The former senator was said to have expected to be drafted as Poe’s running mate, but opposition leaders instead picked Sen. Loren Legarda.
Santiago was invited to join the KNP senatorial ticket but she declined and switched to Arroyo’s team, and landed on seventh place in the election.
From being a supporter of Estrada and fiercest critic of Arroyo, Santiago became a staunch supporter of the Arroyo administration, and her husband became presidential adviser for revenue enhancement.
In seeking her third term as senator, Santiago ran and won in 2010 under her PRP, and as guest candidate of the Nacionalista Party of then senator Manuel Villar Jr.
Santiago’s Senate attendance suffered during her final term as her health started to deteriorate. She had chronic fatigue syndrome and was later diagnosed with stage four lung cancer.
But Santiago was able to participate in some of the Senate’s important proceedings like the impeachment trial of former chief justice Renato Corona, and the debates on important measures like the “sin tax” bill, the reproductive health bill and the Bangsamoro Basic Law.
She was also a vocal critic of the administration of President Benigno Aquino 3rd particularly on the controversial Disbursement Acceleration Program that was declared illegal by the Supreme Court, the Mamasapano Massacre and the Enhance Defense Cooperation Agreement with the United States.
Despite her illness, Santiago was among the most prolific lawmakers in Congress in terms of the number of bills and resolutions filed.
While considered by the political class as a veteran senator, Santiago is the most loved politician of the younger generation.
Former senate president Aquilino Pimentel Jr., who was at the opposite camp to Santiago during the Estrada impeachment trial, attributed the senator’s near-invincibility in politics to sheer brilliance and sincerely held beliefs.

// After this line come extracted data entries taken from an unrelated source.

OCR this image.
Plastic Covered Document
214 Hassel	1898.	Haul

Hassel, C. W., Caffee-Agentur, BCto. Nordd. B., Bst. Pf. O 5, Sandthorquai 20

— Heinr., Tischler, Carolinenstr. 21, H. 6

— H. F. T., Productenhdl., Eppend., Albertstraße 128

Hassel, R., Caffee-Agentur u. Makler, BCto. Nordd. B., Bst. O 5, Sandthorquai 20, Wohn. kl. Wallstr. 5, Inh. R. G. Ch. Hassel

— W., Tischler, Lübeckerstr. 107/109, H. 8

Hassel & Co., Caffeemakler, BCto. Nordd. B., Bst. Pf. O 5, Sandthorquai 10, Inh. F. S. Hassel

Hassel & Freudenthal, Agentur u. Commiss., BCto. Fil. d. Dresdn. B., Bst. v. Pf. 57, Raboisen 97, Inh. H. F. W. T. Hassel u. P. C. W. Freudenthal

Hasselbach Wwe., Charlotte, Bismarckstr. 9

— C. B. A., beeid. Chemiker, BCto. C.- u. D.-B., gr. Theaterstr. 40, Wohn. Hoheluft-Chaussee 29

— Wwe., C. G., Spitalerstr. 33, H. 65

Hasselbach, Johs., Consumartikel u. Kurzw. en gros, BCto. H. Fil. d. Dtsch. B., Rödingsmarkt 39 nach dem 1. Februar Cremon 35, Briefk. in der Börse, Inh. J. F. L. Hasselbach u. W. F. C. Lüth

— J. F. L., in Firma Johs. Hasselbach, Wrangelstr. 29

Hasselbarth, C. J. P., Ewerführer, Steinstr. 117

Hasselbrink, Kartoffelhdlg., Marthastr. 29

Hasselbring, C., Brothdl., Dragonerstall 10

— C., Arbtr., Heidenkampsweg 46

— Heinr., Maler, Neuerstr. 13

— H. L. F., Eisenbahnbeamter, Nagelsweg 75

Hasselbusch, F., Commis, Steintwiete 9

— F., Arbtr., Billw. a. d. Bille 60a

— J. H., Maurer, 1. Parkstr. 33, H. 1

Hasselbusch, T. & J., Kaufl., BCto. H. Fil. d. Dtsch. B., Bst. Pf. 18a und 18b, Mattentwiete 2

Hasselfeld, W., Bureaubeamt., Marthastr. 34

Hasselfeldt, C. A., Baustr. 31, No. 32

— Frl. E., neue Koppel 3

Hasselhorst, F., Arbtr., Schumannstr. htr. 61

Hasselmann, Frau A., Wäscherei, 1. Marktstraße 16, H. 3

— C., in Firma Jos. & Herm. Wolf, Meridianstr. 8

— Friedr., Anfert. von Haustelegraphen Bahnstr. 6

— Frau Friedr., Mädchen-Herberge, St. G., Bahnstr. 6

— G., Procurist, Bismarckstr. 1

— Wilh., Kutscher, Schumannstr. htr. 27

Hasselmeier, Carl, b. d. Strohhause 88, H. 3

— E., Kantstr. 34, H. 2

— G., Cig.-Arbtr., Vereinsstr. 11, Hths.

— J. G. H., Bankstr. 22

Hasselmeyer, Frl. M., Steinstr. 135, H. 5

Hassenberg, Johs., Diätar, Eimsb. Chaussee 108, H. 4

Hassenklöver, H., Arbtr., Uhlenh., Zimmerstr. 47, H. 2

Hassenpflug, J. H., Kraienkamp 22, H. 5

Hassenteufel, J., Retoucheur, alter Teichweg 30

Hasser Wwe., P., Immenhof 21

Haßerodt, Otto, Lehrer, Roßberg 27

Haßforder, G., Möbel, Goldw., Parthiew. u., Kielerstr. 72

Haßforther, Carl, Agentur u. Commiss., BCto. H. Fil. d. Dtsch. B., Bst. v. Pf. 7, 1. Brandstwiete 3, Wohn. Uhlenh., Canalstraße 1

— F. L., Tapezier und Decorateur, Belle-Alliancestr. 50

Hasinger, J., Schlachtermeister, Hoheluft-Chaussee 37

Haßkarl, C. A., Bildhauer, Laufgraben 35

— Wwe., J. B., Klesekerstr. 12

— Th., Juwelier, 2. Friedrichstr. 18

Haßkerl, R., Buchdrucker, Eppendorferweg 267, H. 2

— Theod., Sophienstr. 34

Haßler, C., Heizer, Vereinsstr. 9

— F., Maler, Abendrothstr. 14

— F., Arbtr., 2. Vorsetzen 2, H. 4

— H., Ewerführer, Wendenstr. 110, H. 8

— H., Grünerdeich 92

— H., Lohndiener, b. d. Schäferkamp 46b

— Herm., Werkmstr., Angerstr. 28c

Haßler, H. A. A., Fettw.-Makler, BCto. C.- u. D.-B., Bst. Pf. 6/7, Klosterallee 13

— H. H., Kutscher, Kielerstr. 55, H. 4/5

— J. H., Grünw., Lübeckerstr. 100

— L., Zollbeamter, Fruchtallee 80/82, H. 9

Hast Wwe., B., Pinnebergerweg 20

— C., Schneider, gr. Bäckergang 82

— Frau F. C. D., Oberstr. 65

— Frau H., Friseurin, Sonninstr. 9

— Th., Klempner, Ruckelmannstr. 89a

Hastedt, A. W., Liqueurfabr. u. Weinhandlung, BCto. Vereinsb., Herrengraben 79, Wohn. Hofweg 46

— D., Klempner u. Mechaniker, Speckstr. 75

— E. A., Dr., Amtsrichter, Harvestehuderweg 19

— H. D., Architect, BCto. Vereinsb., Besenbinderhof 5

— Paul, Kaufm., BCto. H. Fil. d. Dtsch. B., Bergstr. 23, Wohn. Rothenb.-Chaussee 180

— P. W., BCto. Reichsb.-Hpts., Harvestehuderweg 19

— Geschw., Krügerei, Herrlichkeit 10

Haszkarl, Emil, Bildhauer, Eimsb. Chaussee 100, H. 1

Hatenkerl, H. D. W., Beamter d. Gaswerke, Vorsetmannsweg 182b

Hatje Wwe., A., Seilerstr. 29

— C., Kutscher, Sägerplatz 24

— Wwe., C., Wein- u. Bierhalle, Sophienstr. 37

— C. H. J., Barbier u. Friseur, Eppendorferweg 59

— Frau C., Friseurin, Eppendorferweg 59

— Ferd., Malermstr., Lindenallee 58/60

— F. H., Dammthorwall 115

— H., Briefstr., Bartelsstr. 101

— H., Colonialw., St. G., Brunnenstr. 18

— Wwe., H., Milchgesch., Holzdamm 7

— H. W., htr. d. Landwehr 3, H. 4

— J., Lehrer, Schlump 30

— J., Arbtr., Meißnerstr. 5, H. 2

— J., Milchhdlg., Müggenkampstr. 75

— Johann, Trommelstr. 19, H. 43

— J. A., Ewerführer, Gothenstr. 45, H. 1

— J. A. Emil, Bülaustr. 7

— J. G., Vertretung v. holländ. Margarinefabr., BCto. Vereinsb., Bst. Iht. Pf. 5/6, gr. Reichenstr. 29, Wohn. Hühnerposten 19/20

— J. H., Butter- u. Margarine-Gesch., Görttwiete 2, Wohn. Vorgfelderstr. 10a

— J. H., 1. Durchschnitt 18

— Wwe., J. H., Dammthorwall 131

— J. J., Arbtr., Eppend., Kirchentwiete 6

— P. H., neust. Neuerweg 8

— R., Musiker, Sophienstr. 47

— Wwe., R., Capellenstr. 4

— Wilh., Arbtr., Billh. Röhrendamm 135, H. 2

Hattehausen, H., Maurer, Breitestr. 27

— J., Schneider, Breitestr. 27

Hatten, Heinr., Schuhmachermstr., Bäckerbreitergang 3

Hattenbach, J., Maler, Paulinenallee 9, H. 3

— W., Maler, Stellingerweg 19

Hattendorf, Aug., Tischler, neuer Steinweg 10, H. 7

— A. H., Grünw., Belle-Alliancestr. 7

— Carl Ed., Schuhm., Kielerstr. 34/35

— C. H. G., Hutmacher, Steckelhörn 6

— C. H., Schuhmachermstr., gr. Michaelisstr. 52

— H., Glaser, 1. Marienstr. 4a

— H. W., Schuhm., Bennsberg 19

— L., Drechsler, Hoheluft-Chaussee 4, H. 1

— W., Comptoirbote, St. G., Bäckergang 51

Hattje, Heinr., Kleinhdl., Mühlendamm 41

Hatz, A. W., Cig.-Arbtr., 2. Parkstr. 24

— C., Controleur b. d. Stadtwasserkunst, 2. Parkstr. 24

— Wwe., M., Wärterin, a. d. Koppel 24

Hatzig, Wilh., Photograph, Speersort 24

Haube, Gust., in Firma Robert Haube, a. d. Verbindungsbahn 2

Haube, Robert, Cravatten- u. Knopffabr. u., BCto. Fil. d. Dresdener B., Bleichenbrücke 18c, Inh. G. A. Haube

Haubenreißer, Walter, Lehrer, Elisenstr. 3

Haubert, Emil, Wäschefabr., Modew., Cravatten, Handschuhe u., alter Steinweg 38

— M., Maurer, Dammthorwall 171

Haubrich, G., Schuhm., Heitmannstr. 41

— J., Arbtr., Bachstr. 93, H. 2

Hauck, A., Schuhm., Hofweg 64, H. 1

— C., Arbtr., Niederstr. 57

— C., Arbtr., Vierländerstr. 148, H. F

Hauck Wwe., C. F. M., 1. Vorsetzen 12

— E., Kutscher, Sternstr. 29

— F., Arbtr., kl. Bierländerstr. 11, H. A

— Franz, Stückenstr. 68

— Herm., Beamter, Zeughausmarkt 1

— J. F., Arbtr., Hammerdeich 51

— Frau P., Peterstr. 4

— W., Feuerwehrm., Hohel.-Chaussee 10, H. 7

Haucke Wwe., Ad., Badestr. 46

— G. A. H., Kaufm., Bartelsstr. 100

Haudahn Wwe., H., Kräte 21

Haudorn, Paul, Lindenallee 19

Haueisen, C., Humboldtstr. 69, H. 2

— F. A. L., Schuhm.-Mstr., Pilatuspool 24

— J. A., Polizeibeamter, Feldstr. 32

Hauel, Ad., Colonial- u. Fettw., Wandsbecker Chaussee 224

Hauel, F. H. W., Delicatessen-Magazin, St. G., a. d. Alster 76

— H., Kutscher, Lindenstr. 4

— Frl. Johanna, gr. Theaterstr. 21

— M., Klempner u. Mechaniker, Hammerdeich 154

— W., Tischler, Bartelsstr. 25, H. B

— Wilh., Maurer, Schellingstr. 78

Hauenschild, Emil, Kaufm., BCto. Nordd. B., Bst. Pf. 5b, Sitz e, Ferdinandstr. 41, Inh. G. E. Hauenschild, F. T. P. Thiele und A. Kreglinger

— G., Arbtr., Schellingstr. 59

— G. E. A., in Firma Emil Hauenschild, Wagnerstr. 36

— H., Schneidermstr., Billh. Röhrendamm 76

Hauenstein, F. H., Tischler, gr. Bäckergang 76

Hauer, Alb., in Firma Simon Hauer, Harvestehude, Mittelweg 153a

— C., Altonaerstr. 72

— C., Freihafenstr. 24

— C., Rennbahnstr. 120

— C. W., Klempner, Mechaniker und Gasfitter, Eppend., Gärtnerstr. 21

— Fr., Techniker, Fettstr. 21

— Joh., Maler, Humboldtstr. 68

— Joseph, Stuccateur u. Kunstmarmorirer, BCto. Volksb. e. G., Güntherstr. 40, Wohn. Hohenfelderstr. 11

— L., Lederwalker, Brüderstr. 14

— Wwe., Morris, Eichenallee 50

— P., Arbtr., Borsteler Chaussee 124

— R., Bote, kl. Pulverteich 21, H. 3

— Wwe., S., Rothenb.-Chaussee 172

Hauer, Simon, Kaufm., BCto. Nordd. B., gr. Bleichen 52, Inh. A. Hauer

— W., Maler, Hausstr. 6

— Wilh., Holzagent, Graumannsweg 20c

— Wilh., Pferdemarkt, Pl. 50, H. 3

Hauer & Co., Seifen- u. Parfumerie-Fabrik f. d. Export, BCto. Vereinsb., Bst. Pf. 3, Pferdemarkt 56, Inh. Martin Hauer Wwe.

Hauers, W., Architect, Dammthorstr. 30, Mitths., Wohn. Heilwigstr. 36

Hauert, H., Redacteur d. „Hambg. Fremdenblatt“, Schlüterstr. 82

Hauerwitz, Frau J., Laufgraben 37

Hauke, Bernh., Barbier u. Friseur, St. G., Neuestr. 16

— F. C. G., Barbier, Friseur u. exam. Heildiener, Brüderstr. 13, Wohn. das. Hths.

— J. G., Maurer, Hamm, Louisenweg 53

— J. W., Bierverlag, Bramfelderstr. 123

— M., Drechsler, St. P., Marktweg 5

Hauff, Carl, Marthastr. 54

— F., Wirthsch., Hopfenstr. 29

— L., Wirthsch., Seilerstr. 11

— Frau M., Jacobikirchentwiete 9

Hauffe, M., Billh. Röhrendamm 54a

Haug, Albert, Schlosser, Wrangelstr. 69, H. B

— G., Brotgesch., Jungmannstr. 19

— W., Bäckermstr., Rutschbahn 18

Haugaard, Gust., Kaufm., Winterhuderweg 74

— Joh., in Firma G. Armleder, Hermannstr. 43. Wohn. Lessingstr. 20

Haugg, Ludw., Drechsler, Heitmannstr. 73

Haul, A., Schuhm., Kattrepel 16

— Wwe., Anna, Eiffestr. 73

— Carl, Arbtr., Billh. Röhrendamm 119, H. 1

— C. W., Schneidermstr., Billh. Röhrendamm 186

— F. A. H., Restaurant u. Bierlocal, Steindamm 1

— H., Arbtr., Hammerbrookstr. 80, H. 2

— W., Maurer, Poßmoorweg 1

“I guess it was due to her reputation as an independent articulator of things she believed in, regardless of their acceptability or unpopularity to the people at large,” he told The Manila Times.
Former senator Francisco Tatad, her 1992 running mate, said Santiago should be remembered as “a human being who lived for God and for others, not just a politician.”
A funeral Mass will be offered for Santiago today, 1 p.m. at the Immaculate Conception Cathedral in Cubao, Quezon City. Interment will follow at Loyola Memorial Park in Marikina.